A groan and a long pandiculation, and Gaumhin sunk against the post. “Ah stayed up thenkin’ Paudrig would call for meh, that he wouldnae be able tae sleep.”
“Ah thenk Aghus helped hem with tha’, Gaumhin-lad.”
Ciran nodded toward Paudrig, and the child came blurring into Gaumhin’s view as he began to awaken from his prevailing somnolence.
 “Gaumhin—look!” Paudrig cried.
The face of a vicious bear suddenly entered Gaumhin’s view, well-contrived and exquisitely coloured, garnished with a few tufts of hair made from foxtail rushes, the image drawn remarkably like the bear in the garden, and Gaumhin effected to smile. “Aye,” he said, with half a sigh, the corners of his mouth curling, “Ah see.”
 “Ah got Mharac!”
“Aye, ye did,” said Ciran, nodding proudly. “Now ye got tae find a good place tae mount yur kill.”
Paudrig was in a glow of exaltation. “Can Ah mount it in mah room?”
“Aye, tha’s a grand place for it. We’ll set it up there in the evenin’. We’ll maek a few wall mounts with the wood we have and ye can put all yur kills up there when ye liek, aye?”

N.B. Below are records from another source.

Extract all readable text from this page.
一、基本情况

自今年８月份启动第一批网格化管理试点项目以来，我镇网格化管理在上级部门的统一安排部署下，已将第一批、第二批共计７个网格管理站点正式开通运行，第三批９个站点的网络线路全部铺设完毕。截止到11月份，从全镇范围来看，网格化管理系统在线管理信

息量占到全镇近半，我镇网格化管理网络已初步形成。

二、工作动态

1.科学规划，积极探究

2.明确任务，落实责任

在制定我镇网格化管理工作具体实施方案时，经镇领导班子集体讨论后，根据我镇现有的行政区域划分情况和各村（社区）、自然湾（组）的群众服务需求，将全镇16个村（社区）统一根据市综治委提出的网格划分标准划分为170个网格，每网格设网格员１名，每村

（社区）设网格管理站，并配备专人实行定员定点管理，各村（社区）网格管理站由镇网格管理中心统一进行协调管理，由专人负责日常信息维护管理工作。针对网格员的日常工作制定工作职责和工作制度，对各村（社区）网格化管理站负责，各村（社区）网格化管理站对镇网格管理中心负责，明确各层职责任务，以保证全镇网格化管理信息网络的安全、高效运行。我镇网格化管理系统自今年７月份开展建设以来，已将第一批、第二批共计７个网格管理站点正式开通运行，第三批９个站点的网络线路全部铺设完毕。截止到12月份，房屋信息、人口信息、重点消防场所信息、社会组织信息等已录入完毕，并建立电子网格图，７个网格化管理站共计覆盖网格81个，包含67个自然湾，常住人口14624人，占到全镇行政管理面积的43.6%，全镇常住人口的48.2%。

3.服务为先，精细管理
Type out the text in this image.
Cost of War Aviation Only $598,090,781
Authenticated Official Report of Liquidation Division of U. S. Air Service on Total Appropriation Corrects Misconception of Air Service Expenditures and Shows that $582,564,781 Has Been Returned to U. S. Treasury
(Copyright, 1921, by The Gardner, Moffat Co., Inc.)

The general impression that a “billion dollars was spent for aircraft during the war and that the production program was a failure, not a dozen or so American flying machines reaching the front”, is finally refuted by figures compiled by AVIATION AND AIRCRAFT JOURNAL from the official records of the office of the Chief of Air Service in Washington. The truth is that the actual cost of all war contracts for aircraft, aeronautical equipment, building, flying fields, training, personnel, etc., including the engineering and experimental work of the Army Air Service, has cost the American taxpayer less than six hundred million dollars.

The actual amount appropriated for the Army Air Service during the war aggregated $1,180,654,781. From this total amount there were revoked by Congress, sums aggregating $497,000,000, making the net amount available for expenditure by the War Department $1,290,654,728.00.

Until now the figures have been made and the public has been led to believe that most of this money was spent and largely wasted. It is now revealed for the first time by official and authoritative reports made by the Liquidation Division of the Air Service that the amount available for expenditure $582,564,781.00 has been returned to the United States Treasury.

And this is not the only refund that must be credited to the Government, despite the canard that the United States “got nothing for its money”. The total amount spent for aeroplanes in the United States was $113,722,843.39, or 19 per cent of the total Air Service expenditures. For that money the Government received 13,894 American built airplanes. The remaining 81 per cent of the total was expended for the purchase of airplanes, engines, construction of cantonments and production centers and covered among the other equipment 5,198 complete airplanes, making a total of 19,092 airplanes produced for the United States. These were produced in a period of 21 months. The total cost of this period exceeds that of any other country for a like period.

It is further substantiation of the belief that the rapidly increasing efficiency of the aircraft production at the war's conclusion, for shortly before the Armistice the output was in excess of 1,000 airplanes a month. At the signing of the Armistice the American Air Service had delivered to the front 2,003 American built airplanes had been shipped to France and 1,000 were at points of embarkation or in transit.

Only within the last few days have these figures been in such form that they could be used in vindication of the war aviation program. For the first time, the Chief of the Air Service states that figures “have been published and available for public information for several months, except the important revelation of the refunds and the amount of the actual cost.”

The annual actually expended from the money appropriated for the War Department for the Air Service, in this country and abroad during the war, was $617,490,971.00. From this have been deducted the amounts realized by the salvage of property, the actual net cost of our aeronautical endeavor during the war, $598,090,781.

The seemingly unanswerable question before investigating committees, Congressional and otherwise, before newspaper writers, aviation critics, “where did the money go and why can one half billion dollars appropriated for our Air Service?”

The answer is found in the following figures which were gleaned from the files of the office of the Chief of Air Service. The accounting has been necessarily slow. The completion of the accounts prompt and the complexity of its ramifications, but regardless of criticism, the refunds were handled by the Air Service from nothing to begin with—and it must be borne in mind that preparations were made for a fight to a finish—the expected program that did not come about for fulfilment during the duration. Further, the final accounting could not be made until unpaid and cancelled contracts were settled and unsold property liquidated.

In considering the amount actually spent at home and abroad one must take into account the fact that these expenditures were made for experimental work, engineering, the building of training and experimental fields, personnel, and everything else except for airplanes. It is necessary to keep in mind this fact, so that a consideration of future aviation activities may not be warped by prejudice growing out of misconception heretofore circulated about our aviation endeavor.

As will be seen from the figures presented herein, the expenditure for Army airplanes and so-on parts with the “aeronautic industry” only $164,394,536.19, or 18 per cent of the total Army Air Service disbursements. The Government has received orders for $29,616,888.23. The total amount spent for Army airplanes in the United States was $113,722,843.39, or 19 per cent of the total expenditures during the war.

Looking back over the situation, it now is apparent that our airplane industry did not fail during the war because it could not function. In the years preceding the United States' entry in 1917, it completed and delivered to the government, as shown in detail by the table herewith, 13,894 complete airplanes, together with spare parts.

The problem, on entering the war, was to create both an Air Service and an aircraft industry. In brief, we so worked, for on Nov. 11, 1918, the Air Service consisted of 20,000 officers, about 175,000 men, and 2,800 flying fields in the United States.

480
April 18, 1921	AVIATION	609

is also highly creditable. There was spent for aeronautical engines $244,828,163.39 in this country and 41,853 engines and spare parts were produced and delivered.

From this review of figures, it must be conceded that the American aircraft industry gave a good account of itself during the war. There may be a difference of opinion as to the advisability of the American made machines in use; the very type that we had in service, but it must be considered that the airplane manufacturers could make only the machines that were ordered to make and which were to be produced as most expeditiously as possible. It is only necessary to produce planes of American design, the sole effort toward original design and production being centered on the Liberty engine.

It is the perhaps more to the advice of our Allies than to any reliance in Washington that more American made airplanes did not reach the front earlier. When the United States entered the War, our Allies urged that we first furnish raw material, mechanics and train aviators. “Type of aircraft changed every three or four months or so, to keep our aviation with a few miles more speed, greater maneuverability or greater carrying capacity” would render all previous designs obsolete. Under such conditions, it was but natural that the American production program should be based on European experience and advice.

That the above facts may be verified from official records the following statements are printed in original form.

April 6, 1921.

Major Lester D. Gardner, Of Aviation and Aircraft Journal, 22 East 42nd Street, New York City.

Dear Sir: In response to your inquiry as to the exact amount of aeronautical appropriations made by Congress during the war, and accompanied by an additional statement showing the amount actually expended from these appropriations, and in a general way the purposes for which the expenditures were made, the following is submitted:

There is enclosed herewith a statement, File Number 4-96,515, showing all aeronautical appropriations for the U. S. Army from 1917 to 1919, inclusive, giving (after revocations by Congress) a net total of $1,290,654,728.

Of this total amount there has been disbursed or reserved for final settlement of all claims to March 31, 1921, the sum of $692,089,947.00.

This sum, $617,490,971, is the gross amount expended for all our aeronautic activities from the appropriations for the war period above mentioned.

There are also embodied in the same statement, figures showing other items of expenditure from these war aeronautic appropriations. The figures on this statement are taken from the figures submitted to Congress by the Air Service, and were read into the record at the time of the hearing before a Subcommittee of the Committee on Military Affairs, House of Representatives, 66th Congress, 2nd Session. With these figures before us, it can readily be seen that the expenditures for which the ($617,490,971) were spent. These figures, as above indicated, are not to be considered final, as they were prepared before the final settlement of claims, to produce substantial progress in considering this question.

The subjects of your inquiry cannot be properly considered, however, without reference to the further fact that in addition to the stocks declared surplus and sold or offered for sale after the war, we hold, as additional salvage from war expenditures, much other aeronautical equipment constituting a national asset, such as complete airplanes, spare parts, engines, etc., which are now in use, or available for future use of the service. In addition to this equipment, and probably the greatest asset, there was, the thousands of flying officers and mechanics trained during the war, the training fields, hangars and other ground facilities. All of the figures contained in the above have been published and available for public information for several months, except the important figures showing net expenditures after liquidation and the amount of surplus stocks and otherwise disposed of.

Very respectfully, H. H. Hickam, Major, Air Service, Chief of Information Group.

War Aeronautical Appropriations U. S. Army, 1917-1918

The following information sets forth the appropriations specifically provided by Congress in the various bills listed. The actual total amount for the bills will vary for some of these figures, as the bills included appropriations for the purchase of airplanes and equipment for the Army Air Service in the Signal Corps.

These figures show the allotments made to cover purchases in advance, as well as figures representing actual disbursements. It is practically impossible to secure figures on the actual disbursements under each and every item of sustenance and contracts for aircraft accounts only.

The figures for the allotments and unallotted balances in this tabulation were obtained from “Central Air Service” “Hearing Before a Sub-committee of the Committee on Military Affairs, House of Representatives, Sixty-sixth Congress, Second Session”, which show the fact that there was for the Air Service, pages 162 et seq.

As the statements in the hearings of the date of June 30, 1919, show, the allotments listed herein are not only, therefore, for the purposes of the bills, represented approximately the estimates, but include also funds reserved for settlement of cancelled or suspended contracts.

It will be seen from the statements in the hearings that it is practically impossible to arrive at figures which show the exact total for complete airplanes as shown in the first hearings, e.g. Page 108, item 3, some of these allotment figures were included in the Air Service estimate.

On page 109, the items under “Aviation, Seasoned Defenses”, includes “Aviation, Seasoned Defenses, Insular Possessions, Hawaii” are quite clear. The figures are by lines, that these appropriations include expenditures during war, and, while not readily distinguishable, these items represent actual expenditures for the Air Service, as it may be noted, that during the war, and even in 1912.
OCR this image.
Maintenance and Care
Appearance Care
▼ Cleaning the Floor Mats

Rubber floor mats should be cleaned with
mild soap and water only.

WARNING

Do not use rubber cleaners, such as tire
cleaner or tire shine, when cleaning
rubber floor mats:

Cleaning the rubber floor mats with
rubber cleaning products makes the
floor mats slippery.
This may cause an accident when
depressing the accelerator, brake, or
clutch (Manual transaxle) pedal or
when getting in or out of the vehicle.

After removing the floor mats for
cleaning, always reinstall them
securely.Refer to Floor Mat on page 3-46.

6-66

“Aye!” Paudrig gave a gleeful leap, and then glanced at the bear’s head with some confusion. “Where’ll Ah put it now?”
“Ye can put it over the mantelpiece in the common room, lad. Tis a good place for it, where it’ll be displayed till we maek our wall mounts. Awae ye go, an’ put it up there, that everyin can see it.”
Paudrig hastened to the common room to place his prize above the hearth, and Gaumhin, with all the strength that his fatigued mind could collect at present, called all of the children into the dining hall, where placed were bowls of steaming honeyed oats and warmed cream at every seat. Never was Gaumhin so pleased to sit down, and once the children cluttered into the room and took their chairs, he sat in his seat, his expression doleful, his shoulders wilted, his features planted firmly at the rim of his bowl, his chief consolation in his exhaustion being to pore over his oats and inhale the mellifluous scent and delight in all its minutiae of cinnamon and nutmeg, whilst the children stirred and scrambled their oats about, content to leave Gaumhin to himself at present, Gaumhin was endeavouring not to lose himself in the mesmerizing flow of the pleasant swirl of the cream and fall asleep in his breakfast.